FPI: Hi, Hannah and thank you for taking some time to talk to us. First of all congratulations on your debut graphic novel, Britten & Brülightly, which I absolutely loved. I suppose first of all we should really have you introduce yourself to our readers – I’ve had a look online and the very brief bio on the Jonathan Cape site doesn’t tell me much more than the fact you live in Brighton and are a graduate of Brighton University’s illustration course. So, apart from creating art and walking the promenade of Brighton watching retired ladies knitting balaclavas for the boys at the front, could you tell us a little more about yourself and what you get up to on the sunny south coast?
HB: Well you know, I like to keep an aura of mystery! People won’t know how ordinary I am, then. When I’m not graphic novelling and promenading with the grannies, I drink a lot of tea and I watch a lot of films. A lot of films. And when I’m not doing any of those, I hold down a day job somewhere deep within the criminal justice system. Not in the police, might I add. It was quite a coincidence, really, that after writing a murder mystery for some months (I hate the name ‘murder mystery’: it conjures up something nice and neat to be read over a cream tea), I was sent by a temping agency to this particular field. I mean it’s not very rock and roll, but it pays the bills. You can’t ask for more than that from a day job.

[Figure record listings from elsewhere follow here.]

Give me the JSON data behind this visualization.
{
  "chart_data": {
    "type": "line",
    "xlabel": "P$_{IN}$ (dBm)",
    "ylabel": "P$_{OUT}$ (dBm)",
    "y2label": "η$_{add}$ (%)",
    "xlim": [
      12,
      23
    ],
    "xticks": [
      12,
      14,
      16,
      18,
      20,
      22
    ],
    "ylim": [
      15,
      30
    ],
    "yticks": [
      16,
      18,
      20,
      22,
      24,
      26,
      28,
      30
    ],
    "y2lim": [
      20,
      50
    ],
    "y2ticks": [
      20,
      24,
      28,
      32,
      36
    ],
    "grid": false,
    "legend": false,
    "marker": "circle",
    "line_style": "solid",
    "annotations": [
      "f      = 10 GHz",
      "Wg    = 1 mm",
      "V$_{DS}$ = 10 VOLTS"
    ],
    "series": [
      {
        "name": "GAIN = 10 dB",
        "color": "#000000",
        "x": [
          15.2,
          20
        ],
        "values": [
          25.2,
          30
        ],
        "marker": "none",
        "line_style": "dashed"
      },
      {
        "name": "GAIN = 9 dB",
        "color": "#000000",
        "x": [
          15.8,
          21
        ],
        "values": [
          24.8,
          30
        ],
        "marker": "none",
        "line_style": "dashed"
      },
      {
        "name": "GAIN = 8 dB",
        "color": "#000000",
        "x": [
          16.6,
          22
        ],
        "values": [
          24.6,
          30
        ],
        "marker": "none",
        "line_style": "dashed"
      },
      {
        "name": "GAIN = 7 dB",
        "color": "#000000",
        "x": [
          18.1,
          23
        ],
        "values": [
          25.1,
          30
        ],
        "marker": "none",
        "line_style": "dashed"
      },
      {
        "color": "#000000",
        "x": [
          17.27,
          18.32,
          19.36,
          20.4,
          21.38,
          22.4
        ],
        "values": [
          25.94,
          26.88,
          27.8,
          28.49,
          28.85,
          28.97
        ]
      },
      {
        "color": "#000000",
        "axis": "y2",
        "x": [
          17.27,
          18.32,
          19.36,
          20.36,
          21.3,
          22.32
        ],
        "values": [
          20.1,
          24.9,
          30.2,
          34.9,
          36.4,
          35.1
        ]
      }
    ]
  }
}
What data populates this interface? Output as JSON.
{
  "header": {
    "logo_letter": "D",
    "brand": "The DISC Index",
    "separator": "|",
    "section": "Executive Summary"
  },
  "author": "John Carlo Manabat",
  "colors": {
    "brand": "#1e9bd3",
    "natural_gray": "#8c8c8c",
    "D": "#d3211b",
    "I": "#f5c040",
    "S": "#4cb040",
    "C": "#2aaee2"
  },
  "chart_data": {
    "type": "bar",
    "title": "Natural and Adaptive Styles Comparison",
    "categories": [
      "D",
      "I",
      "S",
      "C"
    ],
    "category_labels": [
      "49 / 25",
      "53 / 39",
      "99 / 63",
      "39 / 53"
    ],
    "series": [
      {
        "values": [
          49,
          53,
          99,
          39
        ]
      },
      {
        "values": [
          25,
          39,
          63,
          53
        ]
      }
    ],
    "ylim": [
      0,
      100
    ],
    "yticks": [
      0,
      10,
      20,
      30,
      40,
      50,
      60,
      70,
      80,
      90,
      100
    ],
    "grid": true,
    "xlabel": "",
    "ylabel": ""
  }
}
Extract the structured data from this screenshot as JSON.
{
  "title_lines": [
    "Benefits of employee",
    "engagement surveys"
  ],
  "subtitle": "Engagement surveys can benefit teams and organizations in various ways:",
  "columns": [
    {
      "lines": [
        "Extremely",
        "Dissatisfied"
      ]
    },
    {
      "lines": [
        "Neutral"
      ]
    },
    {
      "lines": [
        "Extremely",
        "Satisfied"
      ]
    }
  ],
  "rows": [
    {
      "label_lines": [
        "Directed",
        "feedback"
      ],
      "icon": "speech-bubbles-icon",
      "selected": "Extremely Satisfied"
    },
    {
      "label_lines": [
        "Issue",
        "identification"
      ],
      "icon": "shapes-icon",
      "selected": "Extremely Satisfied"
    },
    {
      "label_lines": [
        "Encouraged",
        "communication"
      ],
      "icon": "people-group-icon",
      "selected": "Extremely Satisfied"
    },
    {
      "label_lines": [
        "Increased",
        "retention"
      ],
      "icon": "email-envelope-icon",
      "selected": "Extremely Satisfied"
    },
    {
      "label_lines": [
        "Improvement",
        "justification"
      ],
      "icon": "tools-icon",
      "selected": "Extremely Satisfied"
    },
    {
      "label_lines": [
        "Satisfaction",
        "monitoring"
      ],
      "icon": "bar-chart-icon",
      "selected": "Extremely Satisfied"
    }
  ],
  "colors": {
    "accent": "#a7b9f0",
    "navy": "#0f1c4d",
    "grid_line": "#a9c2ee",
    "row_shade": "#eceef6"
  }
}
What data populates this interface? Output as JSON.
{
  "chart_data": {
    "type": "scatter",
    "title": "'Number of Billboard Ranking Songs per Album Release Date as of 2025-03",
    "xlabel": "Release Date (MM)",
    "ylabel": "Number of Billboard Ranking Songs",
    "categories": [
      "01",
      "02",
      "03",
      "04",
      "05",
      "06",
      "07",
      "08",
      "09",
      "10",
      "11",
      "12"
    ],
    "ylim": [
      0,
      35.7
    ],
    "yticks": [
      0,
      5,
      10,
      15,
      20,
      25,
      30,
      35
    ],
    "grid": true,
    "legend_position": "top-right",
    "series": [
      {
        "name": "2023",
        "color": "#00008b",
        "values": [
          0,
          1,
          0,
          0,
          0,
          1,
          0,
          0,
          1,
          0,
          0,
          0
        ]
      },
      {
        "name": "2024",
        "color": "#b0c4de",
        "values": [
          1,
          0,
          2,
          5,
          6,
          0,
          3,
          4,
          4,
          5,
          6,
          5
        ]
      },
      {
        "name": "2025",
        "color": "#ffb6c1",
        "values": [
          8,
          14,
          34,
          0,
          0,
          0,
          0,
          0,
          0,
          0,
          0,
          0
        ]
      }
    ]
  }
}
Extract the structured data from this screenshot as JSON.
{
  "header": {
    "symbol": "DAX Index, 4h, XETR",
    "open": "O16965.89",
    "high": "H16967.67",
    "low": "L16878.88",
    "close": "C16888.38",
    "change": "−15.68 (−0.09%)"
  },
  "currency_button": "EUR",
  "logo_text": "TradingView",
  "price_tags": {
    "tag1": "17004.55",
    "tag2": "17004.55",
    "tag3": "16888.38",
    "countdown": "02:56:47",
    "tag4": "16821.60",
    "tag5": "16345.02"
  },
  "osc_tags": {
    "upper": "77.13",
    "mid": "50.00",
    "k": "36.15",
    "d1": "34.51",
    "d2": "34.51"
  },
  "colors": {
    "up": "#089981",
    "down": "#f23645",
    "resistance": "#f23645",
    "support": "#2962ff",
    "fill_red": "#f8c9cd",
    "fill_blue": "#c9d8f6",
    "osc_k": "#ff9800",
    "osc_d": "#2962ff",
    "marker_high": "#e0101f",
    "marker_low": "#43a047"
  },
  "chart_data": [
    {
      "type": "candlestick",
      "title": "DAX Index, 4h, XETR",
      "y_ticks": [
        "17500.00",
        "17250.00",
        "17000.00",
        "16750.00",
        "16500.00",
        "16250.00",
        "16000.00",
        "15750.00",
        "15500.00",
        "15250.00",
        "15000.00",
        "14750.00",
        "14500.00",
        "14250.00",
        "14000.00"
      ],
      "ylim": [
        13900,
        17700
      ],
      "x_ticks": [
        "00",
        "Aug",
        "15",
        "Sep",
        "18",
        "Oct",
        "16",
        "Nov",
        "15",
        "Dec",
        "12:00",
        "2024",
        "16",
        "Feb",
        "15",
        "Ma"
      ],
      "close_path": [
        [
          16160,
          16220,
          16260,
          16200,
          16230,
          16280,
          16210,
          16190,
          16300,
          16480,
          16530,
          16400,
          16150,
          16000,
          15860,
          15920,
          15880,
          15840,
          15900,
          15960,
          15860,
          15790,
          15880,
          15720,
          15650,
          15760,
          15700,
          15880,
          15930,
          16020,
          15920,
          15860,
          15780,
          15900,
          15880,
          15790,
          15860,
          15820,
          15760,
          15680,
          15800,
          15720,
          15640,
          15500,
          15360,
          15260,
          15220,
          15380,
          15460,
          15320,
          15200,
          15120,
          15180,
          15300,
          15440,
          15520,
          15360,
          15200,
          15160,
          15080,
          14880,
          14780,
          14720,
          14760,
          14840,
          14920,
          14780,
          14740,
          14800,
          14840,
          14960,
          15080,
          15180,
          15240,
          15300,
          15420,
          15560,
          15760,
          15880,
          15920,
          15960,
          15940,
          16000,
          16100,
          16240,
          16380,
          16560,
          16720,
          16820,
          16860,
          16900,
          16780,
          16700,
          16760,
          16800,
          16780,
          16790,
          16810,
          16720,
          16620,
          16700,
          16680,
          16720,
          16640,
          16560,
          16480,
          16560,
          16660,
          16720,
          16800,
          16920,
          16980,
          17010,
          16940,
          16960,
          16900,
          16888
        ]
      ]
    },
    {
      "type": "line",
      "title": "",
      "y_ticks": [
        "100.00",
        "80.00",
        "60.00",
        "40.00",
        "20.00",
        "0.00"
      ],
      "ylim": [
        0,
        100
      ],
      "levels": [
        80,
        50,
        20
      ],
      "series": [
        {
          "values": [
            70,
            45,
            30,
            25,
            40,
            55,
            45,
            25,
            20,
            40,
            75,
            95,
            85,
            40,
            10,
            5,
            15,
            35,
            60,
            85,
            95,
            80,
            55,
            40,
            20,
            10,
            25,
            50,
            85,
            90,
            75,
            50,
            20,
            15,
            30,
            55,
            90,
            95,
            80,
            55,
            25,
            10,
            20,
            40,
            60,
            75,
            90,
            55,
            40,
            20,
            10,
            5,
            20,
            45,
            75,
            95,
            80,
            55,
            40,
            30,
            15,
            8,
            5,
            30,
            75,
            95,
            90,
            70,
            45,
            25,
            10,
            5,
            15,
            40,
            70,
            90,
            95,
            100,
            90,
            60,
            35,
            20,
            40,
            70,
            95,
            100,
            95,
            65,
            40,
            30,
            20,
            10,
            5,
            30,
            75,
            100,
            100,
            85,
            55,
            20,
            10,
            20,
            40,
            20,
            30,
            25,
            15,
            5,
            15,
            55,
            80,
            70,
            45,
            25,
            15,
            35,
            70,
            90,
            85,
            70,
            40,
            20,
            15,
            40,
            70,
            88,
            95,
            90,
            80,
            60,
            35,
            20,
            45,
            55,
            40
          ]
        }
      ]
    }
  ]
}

FPI: I know that this is your first full-length graphic novel, but from the care and attention you’ve lavished on creating it would I be right in assuming that you already had an interest in the comics medium? Have you created any shorter comics work before embarking on Britten & Brülightly? What sort of comics and artists – or other mediums – influenced you?
HB: I’ve always had an interest in comics – I grew up reading Calvin & Hobbes and Asterix and Fungus the Bogeyman and I think I really latched on to those during those formative years. Eventually I progressed on to the clever graphic novels by Chris Ware and Alan Moore and all those types whose books work so bloody well they bring a tear to my eye.
In between Fungus and Rorschach, though, there was a bit of a wilderness. I spent a long, long time under the delusion that was oh so easy to reach (and still is, if you reach your opinions lazily) that there were no graphic novels worth reading. To my blinkered eyes, the comic world was a big blimp of testosterone – all big muscles, boobies and kapow. Obviously there’s a place for big muscles, boobies and kapow, but it’s not on my bookshelf.
The spark wasn’t re-ignited until I wandered into the bandes dessinées section of a French bookshop and discovered, to my delight, the ‘ninth art’. For the first time I found graphic novels that were seen as a respectable art form and aimed at adults. They often painstakingly drawn and painted from start to finish, and as far as I could tell they didn’t have to resort to sweaty sensationalism or exploitation to be noticed. It was quite an eye-opener.
Back in the UK, I amassed a stack of books by French authors (Nicolas De Crecy being a particular favourite – I’m a big fan of Belleville Rendez-Vous), but for years I owned almost nothing in English. They were fantastic books, but I had no idea what was going on in them. My French isn’t even up to GCSE standard. The pictures were nice, though. I think perhaps that’s why I didn’t feel it was such a big leap to choose an art-heavy route, because I knew that just across the channel people were doing it all the time with such brilliant results. Unfortunately that was the same reason all but one of my early attempts at comics failed: because they were so bloody time-consuming (though I often wish I’d carried on with that comic book musical I started.)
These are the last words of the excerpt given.